Q1:   Below are some data on an arthritis treatment.  The data were obtained from a web site
    http://www.psych.yorku.ca/friendly/lab/files/psy6140/examples/logistic
We have an arthritis treatment indicator, a gender variable, age, and the response, 0 if no improvement was observred, 1 if improvement was observed.  Caveats: I do not know if these data are real nor do I know what treatment was applied.

(A) As you see I have run a main effects logitic model.  Explain how you would get the probability of improvement for a 50 year old female in the control group.  Include an explanation of how the logit is computed from the parameter estimates in the printout and how the probability is computed from the logit.  This is to show understanding of the logistic model and how it is used - I've supplied the program. 

(B) Compute the odds that a 50 year old woman in the control group will feel better at the end of the trial and do the same for a 50 year old woman in the treatment group.  Take the ratio of these.
(and of course document these three calculations).  Explain how this "odds ratio" is related to the printout.  Explain how the odds ratio would change if 
	(i) Instead of a 50 year old woman we used a 40 year old woman.
	(ii) Instead of a 50 year old woman we used a 50 year old man.

(C) A company dealing with women's health products wants to market the treatment to women 
of whatever age group shows probability 0.75 or more of feeling better.  
	(i) What logit goes with this probability?
	(ii) What age in women produces this logit?
	(iii) What age group in women should be the target market for the company?

"Studies show 75% of women over age ____ feel better after using the new Arthaway Creme!"  

(D) The program produces a plot of the probabilities and one of the logits against age.  On each plot there are 4 lines representing the 4 combinations of gender and treatment.
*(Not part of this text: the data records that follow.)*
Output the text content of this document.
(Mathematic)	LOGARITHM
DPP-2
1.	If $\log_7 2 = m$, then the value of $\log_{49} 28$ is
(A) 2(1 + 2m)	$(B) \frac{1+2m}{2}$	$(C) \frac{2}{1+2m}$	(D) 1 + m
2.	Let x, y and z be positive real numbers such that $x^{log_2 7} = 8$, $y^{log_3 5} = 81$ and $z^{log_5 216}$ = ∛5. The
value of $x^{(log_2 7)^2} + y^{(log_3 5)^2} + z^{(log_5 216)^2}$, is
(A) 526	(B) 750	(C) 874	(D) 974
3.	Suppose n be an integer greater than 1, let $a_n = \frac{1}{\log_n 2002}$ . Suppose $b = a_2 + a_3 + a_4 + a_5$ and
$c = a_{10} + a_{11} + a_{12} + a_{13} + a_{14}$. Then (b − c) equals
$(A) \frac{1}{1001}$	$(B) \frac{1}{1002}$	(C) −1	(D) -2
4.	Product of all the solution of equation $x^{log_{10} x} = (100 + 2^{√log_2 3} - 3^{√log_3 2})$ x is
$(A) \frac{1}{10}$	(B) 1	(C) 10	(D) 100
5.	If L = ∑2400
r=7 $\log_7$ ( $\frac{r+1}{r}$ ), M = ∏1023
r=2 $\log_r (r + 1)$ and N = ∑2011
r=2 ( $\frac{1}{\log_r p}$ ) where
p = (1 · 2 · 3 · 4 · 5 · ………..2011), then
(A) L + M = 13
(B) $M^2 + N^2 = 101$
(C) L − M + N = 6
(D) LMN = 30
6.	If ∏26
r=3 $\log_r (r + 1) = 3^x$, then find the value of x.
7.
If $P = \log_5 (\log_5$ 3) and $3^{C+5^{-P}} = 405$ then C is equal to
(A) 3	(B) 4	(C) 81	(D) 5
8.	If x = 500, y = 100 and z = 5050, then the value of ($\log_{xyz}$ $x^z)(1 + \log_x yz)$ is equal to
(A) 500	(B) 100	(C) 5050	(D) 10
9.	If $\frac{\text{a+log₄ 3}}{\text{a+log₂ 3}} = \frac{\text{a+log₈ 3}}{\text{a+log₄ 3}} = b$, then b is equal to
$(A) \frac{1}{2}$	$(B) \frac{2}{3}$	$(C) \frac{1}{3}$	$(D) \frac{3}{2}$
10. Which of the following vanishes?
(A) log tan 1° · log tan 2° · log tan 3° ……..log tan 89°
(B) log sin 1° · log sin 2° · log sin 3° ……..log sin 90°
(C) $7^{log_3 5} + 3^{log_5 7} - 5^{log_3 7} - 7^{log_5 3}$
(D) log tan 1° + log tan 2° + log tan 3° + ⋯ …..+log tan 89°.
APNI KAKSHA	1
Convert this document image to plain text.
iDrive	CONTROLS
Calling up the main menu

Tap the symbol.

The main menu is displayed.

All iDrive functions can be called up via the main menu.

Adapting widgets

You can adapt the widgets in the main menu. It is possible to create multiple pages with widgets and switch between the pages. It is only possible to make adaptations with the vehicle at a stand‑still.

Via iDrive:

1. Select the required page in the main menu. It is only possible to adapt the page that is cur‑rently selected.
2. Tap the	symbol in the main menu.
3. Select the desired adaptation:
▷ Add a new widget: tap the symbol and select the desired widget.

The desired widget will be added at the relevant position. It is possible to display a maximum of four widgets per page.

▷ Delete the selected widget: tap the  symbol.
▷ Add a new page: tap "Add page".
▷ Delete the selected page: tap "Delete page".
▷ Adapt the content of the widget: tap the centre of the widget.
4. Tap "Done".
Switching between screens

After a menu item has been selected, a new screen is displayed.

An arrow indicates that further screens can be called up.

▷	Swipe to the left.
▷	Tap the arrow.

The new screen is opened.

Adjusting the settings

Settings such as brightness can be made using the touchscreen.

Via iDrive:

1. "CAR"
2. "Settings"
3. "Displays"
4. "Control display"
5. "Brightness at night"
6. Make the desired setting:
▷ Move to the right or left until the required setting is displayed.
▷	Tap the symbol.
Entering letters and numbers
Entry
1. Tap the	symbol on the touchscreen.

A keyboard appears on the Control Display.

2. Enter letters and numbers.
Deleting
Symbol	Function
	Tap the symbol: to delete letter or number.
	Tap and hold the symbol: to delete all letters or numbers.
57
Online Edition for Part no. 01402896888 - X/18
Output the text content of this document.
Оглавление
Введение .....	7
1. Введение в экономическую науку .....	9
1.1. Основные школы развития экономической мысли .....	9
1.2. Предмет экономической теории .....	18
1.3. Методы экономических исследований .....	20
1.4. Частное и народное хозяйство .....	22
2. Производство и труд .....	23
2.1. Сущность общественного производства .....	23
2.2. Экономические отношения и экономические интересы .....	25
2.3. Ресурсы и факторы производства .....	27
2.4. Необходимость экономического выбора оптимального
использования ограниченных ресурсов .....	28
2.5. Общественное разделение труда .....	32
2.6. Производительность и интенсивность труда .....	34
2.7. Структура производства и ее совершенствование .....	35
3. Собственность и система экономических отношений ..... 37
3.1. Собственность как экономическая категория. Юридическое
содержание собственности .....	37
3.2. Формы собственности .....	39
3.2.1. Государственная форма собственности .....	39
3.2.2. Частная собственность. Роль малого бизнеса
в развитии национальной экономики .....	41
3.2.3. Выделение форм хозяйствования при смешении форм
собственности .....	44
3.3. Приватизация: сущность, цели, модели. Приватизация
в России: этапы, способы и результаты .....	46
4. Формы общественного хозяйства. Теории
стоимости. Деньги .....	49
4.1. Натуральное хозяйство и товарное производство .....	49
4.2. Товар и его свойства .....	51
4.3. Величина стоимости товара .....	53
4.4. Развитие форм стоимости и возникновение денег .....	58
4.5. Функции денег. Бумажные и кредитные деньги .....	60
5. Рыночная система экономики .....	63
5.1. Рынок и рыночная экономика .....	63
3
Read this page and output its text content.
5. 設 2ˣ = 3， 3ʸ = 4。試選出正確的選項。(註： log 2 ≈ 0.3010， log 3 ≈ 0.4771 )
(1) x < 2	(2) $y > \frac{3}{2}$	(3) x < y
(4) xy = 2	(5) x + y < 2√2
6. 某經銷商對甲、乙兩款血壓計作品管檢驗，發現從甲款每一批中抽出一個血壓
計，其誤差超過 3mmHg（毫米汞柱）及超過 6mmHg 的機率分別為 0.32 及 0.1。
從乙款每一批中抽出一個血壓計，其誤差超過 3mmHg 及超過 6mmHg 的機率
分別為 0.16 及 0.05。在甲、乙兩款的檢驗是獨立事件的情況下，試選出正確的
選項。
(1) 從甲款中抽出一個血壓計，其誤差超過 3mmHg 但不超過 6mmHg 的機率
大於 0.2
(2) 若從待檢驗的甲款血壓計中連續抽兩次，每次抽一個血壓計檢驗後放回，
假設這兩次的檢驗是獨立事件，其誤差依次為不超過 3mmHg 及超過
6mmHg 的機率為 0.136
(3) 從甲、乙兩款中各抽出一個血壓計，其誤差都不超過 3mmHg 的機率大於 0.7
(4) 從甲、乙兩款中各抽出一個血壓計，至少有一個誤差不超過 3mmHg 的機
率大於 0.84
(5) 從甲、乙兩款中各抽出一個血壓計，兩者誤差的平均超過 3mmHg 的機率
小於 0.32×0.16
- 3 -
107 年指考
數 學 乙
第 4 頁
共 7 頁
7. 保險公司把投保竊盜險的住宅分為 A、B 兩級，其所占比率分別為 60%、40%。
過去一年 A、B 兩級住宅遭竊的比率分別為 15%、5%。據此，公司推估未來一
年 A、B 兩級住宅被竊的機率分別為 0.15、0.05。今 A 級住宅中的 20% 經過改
The two male 
lines seem as far apart (vertically) as the two female lines. Is that coincidence or is it forced by 
the model?  Exactly how far apart are they (vertically)?

(E) Add an interaction between the treatment and gender.  Is the term significant?  In words what is that term testing?  What would be the implication if it were significant?

Q2: This summer I showed you the results of an analysis of the famous Framingham heart study and I have loaded that data on our AAEMDATA file.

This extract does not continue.